Par Philippe Oswald - Publié le 23/02/2022
C’est un livre-enquête dont le gouvernement, en particulier le ministre de la Santé, se serait bien passé. Dans « Les Infiltrés. Comment les cabinets de conseil ont pris le contrôle de l'État » (Allary Editions), les journalistes Matthieu Aron et Caroline Michel-Aguirre révèlent l’ampleur de l’implantation de cabinets privés, généralement anglo-saxons (McKinsey, Accenture, Boston consulting group, Cap Gemini), au sein des ministères et de l’administration publique. La situation n’est pas nouvelle, elle remonte à une vingtaine d’années. Rien que pour l’année 2019, l’État aurait payé près de 800 millions d’euros à des cabinets de conseil selon la Fédération européenne des associations en conseil en organisation. Matthieu Aron et Caroline Michel-Aguirre évaluent quant à eux entre 1,5 milliard et 3 milliards d’euros par an la dépense annuelle du gouvernement en cabinets de conseil. Mais cette dépense a pris une ampleur jamais atteinte avec la crise sanitaire : le cabinet de conseil américain McKinsey (33 000 salariés, 10 milliards de dollars de chiffre d’affaires), surnommé « La Firme », s’est taillé la part du lion au ministère de la santé qui lui a délégué des missions essentielles de la politique sanitaire, et tout particulièrement de la stratégie vaccinale. « Son implication aux côtés du gouvernement va rester l’un des secrets les mieux gardés de la République pendant presque un an », écrivent les auteurs qui dénoncent un « suicide assisté de l’État ».

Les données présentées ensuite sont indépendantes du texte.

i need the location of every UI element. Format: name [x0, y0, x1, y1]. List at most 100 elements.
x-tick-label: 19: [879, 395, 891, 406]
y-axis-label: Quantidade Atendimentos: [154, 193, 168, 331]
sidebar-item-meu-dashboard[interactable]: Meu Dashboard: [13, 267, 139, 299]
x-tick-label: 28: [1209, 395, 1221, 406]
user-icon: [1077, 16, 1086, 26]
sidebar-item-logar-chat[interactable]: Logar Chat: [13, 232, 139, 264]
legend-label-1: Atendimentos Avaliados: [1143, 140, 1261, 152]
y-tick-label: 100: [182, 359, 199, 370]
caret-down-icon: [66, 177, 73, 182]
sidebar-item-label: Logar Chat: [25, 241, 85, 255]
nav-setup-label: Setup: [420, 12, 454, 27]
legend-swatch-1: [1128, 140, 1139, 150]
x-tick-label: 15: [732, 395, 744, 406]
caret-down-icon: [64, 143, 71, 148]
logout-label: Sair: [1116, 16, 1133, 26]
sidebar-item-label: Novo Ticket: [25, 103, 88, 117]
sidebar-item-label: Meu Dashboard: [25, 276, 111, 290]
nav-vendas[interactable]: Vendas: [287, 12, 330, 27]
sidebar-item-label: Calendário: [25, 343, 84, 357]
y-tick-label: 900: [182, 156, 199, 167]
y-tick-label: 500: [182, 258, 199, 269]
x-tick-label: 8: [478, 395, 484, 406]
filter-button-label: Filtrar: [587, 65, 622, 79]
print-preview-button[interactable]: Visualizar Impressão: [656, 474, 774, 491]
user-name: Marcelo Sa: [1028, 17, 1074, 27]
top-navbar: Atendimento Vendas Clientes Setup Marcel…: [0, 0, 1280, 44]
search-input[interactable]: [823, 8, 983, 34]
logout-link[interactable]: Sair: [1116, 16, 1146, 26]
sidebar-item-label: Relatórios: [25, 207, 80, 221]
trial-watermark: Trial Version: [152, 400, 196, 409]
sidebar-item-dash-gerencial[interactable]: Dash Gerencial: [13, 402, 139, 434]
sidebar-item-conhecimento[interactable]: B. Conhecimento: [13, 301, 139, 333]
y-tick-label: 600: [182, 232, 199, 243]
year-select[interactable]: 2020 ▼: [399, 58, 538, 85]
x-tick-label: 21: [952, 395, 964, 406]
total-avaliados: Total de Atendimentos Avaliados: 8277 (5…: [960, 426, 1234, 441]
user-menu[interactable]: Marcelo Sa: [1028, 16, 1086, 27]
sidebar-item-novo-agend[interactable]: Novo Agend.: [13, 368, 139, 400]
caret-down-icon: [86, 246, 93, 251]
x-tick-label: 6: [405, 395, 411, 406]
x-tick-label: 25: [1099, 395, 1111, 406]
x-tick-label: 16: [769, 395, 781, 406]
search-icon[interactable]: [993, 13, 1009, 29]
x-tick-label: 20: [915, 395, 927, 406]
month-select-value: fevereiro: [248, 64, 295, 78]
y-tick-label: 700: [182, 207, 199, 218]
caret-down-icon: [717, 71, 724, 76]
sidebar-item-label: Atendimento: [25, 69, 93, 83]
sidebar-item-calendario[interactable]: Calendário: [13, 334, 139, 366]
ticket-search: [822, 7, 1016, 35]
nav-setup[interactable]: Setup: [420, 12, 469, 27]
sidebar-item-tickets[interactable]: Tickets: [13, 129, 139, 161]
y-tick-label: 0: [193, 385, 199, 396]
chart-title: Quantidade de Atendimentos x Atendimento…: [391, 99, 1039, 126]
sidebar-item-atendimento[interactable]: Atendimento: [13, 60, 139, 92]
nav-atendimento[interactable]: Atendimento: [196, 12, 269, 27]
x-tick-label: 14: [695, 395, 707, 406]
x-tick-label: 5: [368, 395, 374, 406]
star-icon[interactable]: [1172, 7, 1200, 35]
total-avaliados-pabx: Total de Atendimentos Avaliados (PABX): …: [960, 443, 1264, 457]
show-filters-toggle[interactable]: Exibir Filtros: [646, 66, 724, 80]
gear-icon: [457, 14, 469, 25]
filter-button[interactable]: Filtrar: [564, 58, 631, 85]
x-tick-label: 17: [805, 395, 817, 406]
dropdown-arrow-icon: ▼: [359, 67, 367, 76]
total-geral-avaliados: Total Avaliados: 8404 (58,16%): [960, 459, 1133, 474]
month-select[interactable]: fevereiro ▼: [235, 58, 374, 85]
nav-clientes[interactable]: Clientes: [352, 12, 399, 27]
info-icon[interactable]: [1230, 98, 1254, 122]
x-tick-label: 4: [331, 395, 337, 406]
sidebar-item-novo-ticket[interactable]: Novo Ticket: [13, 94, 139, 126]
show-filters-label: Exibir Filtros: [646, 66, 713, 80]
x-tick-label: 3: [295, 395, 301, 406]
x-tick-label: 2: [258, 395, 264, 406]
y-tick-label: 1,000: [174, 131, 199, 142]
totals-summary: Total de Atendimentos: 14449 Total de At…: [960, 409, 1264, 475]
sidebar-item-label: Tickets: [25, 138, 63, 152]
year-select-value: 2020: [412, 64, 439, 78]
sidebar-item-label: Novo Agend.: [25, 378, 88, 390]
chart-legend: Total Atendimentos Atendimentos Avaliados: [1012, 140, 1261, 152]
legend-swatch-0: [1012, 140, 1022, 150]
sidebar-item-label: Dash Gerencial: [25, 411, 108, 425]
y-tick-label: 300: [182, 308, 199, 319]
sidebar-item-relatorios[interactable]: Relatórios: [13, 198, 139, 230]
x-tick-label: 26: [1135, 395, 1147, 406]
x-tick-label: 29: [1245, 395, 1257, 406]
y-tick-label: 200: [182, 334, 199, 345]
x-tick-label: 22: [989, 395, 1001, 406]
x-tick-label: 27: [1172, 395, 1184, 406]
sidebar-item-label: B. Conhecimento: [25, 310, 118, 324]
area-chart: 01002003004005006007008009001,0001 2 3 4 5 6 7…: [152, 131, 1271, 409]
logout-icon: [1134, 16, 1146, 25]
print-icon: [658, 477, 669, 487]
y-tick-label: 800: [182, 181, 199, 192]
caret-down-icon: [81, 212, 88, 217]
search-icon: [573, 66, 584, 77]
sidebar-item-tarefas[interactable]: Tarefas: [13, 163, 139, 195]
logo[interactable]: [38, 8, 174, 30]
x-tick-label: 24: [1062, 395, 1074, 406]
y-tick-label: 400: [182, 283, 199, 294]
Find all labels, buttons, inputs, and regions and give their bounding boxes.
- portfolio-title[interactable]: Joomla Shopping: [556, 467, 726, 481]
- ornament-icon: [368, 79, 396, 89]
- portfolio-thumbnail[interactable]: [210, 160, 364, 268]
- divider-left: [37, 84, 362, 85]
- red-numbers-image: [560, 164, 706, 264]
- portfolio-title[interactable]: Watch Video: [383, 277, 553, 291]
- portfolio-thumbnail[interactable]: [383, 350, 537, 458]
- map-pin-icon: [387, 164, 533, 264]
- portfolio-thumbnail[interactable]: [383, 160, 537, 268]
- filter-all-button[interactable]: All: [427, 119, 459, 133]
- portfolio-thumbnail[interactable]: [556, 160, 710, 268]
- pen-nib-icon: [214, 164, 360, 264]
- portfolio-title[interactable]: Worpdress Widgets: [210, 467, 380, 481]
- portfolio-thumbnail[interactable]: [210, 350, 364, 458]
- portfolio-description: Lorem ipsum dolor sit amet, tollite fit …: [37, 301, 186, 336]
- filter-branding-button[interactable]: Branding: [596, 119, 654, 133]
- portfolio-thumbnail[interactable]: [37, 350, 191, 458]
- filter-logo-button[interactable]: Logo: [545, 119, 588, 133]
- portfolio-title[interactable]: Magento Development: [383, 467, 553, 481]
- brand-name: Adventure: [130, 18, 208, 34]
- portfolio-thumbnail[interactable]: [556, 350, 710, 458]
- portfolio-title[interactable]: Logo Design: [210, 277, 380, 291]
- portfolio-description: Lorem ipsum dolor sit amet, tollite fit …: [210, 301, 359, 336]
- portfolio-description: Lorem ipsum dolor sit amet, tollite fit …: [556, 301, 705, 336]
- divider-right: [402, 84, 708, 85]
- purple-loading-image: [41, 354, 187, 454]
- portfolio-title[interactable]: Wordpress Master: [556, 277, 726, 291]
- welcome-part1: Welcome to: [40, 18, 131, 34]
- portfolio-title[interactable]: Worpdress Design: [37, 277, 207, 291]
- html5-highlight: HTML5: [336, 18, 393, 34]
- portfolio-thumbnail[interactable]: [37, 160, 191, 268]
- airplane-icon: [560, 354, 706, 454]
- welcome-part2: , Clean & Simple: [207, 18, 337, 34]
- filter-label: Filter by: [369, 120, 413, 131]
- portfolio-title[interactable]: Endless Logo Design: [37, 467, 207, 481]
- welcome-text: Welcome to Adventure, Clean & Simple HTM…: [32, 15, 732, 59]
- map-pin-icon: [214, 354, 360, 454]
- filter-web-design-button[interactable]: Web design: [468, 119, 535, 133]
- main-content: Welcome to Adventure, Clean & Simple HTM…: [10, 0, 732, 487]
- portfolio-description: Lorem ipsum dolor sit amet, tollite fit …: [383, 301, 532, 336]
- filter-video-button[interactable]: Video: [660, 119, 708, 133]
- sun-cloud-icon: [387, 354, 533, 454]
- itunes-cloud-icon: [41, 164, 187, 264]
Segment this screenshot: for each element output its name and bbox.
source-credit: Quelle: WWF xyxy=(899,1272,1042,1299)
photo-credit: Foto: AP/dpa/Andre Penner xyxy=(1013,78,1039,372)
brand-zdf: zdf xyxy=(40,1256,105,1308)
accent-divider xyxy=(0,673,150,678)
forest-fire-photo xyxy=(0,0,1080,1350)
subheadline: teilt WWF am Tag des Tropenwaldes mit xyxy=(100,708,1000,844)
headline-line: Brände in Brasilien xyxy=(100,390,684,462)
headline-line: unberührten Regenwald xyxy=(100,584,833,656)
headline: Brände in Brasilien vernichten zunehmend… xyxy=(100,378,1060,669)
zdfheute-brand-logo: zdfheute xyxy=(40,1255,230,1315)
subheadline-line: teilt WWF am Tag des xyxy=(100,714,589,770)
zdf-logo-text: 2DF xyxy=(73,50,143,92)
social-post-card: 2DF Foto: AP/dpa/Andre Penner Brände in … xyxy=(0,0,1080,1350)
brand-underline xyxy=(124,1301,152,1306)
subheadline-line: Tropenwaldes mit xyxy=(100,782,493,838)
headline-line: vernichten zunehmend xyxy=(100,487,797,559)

Dès le début de la crise sanitaire, le ministre de la Santé Olivier Véran fera « plancher » devant les directeurs des agences régionales de santé et les responsables de grands hôpitaux un consultant de McKinsey (Maël de Calan, HEC, Sciences Po, fils d’une figure du patronat français, devenu « partenaire associé » de McKinsey après avoir été aux côtés d’Alain Juppé chez les Républicains). But de la séance : exposer le plan de vaccination du gouvernement et son calendrier. L’identité d’un autre dirigeant de McKinsey jette une suspicion sur l’indépendance et l’objectivité de la stratégie sanitaire de l’exécutif : Victor Fabius, directeur associé du cabinet McKinsey, est le fils du président du Conseil constitutionnel, Laurent Fabius. En validant le 5 août dernier l’extension du passe sanitaire, le Conseil constitutionnel (qui se prononce sur la conformité des lois à la Constitution) n’aurait-il pas entériné le plan de McKinsey ?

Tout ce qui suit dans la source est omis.